3 steps to prevent costly IT failure

IT system failures and performance issues are widespread and costly for companies. What can organizations do to minimize the damage? 

While IT might hear a lot of complaints from employees during system failures, a bigger issue is usually the company’s interactions with customers. Staff time and efficiency might be negatively impacted, but downtime can keep potential customers from making purchases or contacting the company for customer service needs.

The greatest impact of IT system failures is typically seen in sales and marketing, according to a recent report from tech firm Compuware.

All in all, the short-term financial impact of each incident is estimated to be $10.8 million on average, according to the survey of 340 corporate executives.

Unfortunately, most (79%) of the companies surveyed have experienced at least one of those significant network failures in the past year.

Smaller problems are adding up and hurting businesses, too. Close to half (48%) say performance problems occur from a few times per week to at least once a day, while 28% experience issues a few times per month.

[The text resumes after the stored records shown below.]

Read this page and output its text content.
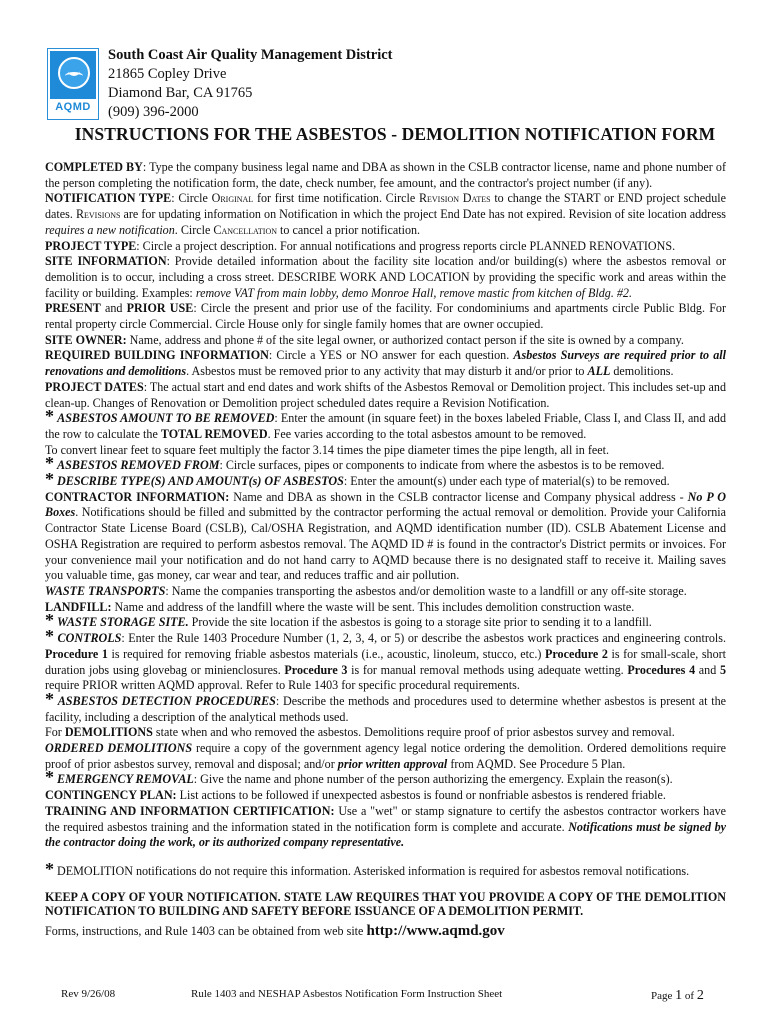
AQMD
South Coast Air Quality Management District
21865 Copley Drive
Diamond Bar, CA 91765
(909) 396-2000
INSTRUCTIONS FOR THE ASBESTOS - DEMOLITION NOTIFICATION FORM

COMPLETED BY: Type the company business legal name and DBA as shown in the CSLB contractor license, name and phone number of the person completing the notification form, the date, check number, fee amount, and the contractor's project number (if any).

NOTIFICATION TYPE: Circle Original for first time notification. Circle Revision Dates to change the START or END project schedule dates. Revisions are for updating information on Notification in which the project End Date has not expired. Revision of site location address requires a new notification. Circle Cancellation to cancel a prior notification.

PROJECT TYPE: Circle a project description. For annual notifications and progress reports circle PLANNED RENOVATIONS.

SITE INFORMATION: Provide detailed information about the facility site location and/or building(s) where the asbestos removal or demolition is to occur, including a cross street. DESCRIBE WORK AND LOCATION by providing the specific work and areas within the facility or building. Examples: remove VAT from main lobby, demo Monroe Hall, remove mastic from kitchen of Bldg. #2.

PRESENT and PRIOR USE: Circle the present and prior use of the facility. For condominiums and apartments circle Public Bldg. For rental property circle Commercial. Circle House only for single family homes that are owner occupied.

SITE OWNER: Name, address and phone # of the site legal owner, or authorized contact person if the site is owned by a company.

REQUIRED BUILDING INFORMATION: Circle a YES or NO answer for each question. Asbestos Surveys are required prior to all renovations and demolitions. Asbestos must be removed prior to any activity that may disturb it and/or prior to ALL demolitions.

PROJECT DATES: The actual start and end dates and work shifts of the Asbestos Removal or Demolition project. This includes set-up and clean-up. Changes of Renovation or Demolition project scheduled dates require a Revision Notification.

* ASBESTOS AMOUNT TO BE REMOVED: Enter the amount (in square feet) in the boxes labeled Friable, Class I, and Class II, and add the row to calculate the TOTAL REMOVED. Fee varies according to the total asbestos amount to be removed.
To convert linear feet to square feet multiply the factor 3.14 times the pipe diameter times the pipe length, all in feet.

* ASBESTOS REMOVED FROM: Circle surfaces, pipes or components to indicate from where the asbestos is to be removed.

* DESCRIBE TYPE(S) AND AMOUNT(s) OF ASBESTOS: Enter the amount(s) under each type of material(s) to be removed.

CONTRACTOR INFORMATION: Name and DBA as shown in the CSLB contractor license and Company physical address - No P O Boxes. Notifications should be filled and submitted by the contractor performing the actual removal or demolition. Provide your California Contractor State License Board (CSLB), Cal/OSHA Registration, and AQMD identification number (ID). CSLB Abatement License and OSHA Registration are required to perform asbestos removal. The AQMD ID # is found in the contractor's District permits or invoices. For your convenience mail your notification and do not hand carry to AQMD because there is no designated staff to receive it. Mailing saves you valuable time, gas money, car wear and tear, and reduces traffic and air pollution.

WASTE TRANSPORTS: Name the companies transporting the asbestos and/or demolition waste to a landfill or any off-site storage.

LANDFILL: Name and address of the landfill where the waste will be sent. This includes demolition construction waste.

* WASTE STORAGE SITE. Provide the site location if the asbestos is going to a storage site prior to sending it to a landfill.

* CONTROLS: Enter the Rule 1403 Procedure Number (1, 2, 3, 4, or 5) or describe the asbestos work practices and engineering controls. Procedure 1 is required for removing friable asbestos materials (i.e., acoustic, linoleum, stucco, etc.) Procedure 2 is for small-scale, short duration jobs using glovebag or minienclosures. Procedure 3 is for manual removal methods using adequate wetting. Procedures 4 and 5 require PRIOR written AQMD approval. Refer to Rule 1403 for specific procedural requirements.

* ASBESTOS DETECTION PROCEDURES: Describe the methods and procedures used to determine whether asbestos is present at the facility, including a description of the analytical methods used.

For DEMOLITIONS state when and who removed the asbestos. Demolitions require proof of prior asbestos survey and removal.

ORDERED DEMOLITIONS require a copy of the government agency legal notice ordering the demolition. Ordered demolitions require proof of prior asbestos survey, removal and disposal; and/or prior written approval from AQMD. See Procedure 5 Plan.

* EMERGENCY REMOVAL: Give the name and phone number of the person authorizing the emergency. Explain the reason(s).

CONTINGENCY PLAN: List actions to be followed if unexpected asbestos is found or nonfriable asbestos is rendered friable.

TRAINING AND INFORMATION CERTIFICATION: Use a "wet" or stamp signature to certify the asbestos contractor workers have the required asbestos training and the information stated in the notification form is complete and accurate. Notifications must be signed by the contractor doing the work, or its authorized company representative.

* DEMOLITION notifications do not require this information. Asterisked information is required for asbestos removal notifications.

KEEP A COPY OF YOUR NOTIFICATION. STATE LAW REQUIRES THAT YOU PROVIDE A COPY OF THE DEMOLITION NOTIFICATION TO BUILDING AND SAFETY BEFORE ISSUANCE OF A DEMOLITION PERMIT.

Forms, instructions, and Rule 1403 can be obtained from web site http://www.aqmd.gov

Rev 9/26/08	Rule 1403 and NESHAP Asbestos Notification Form Instruction Sheet	Page 1 of 2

The bottom line: IT can greatly improve the organization’s performance by working to prevent those major and minor system issues.

Here’s where to start:

1. Invest wisely

There’s no getting around it: One of the top ways to minimize IT failures is to spend wisely on system improvements — 90% of executives say additional IT investment is needed to fix the problem.

Most often, that involves paying for software or hardware upgrades. Many organizations are working on making upgrades now that they held off on over the past few years when IT departments were forced to tighten their belts.

2. Keep track of problems

If a part of the network goes down, the problems typically won’t fix themselves, so a good way to predict future failures is to see what’s happened in the past. In fact, 81% of the respondents to Compuware’s survey said the same network failure has happened more than once.

However, few organizations are actually documenting IT problems. Only 33% of survey respondents said their company always documents tech failures, while 41% only do so sometimes. As for the rest, 13% document rarely, 5% do so never, and 8% aren’t sure.

3. Train IT staff

While steps can be taken to keep everything running smoothly, the fact is that with tech systems, failures are sometimes inevitable. That’s it important to make the IT department is equipped to get things fixed as quickly as possible.

One way to help do that: Keep IT staff trained in how to respond to incidents. Many companies surveyed (20%) said they’re increasing training for IT employees to lower the impact of system failures.